Eye of Judgement: Dissecting the Evaluation of Russian-speaking LLMs with POLLUX
Nikita Martynov, Anastasia Mordasheva, Dmitriy Gorbetskiy, Danil Astafurov, Ulyana Isaeva, Elina Basyrova, Sergey Skachkov, Victoria Berestova, Nikolay Ivanov, Valeriia Zanina, Alena Fenogenova
TL;DR
POLLUX delivers an open-source framework for evaluating Russian-language LLMs through a granular, criteria-driven approach. It combines a 35-task Generative Taxonomy with 66 criteria (13 core, plus domain- and task-specific extensions) and expert-annotated prompts to enable interpretable assessment, complemented by LLM-as-a-Judge evaluators (7B and 32B) trained to mimic expert judgments. Across Zero-Shot and Human Dev settings, POLLUX-32B shows strong alignment with human evaluators (up to ~0.73 Spearman), supporting scalable side-by-side evaluation and reducing reliance on costly human comparisons.
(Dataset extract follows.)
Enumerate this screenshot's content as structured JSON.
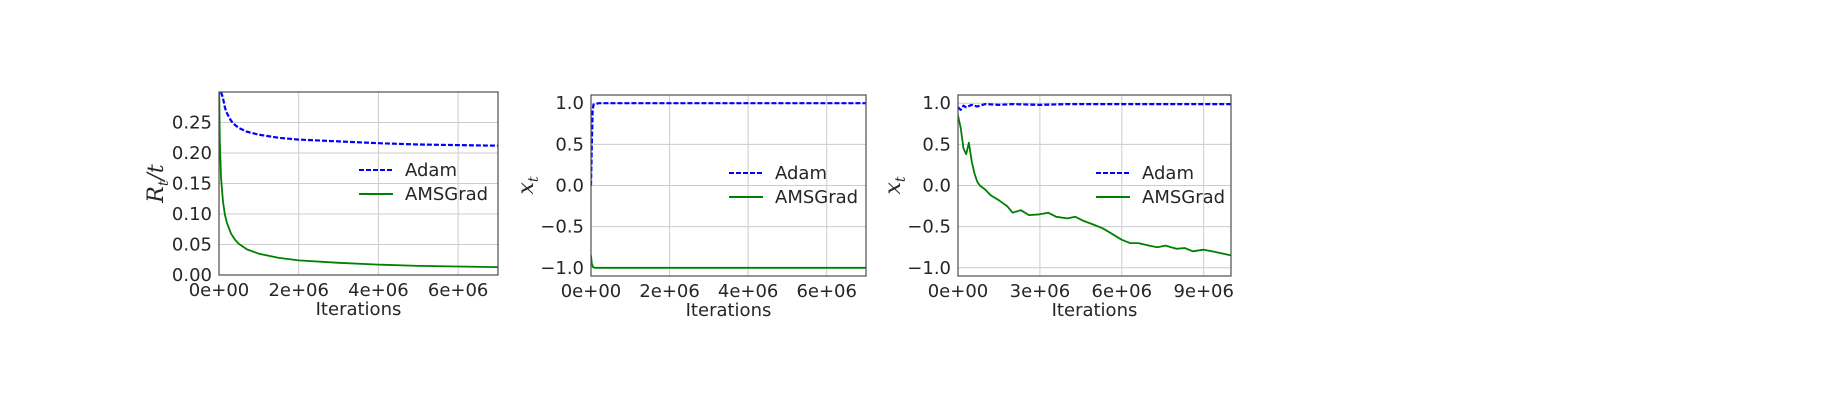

The work also discusses data generation, cultural specificity for Russian, and environmental considerations, and it provides open access to benchmarks, prompts, and judge models to advance research in language-generation evaluation.
Abstract
We introduce POLLUX, a comprehensive open-source benchmark designed to evaluate the generative capabilities of large language models (LLMs) in Russian. Our main contribution is a novel evaluation methodology that enhances the interpretability of LLM assessment. For each task type, we define a set of detailed criteria and develop a scoring protocol where models evaluate responses and provide justifications for their ratings. This enables transparent, criteria-driven evaluation beyond traditional resource-consuming, side-by-side human comparisons. POLLUX includes a detailed, fine-grained taxonomy of 35 task types covering diverse generative domains such as code generation, creative writing, and practical assistant use cases, totaling 2,100 manually crafted and professionally authored prompts. Each task is categorized by difficulty (easy/medium/hard), with experts constructing the dataset entirely from scratch. We also release a family of LLM-as-a-Judge (7B and 32B) evaluators trained for nuanced assessment of generative outputs. This approach provides scalable, interpretable evaluation and annotation tools for model development, effectively replacing costly and less precise human judgments.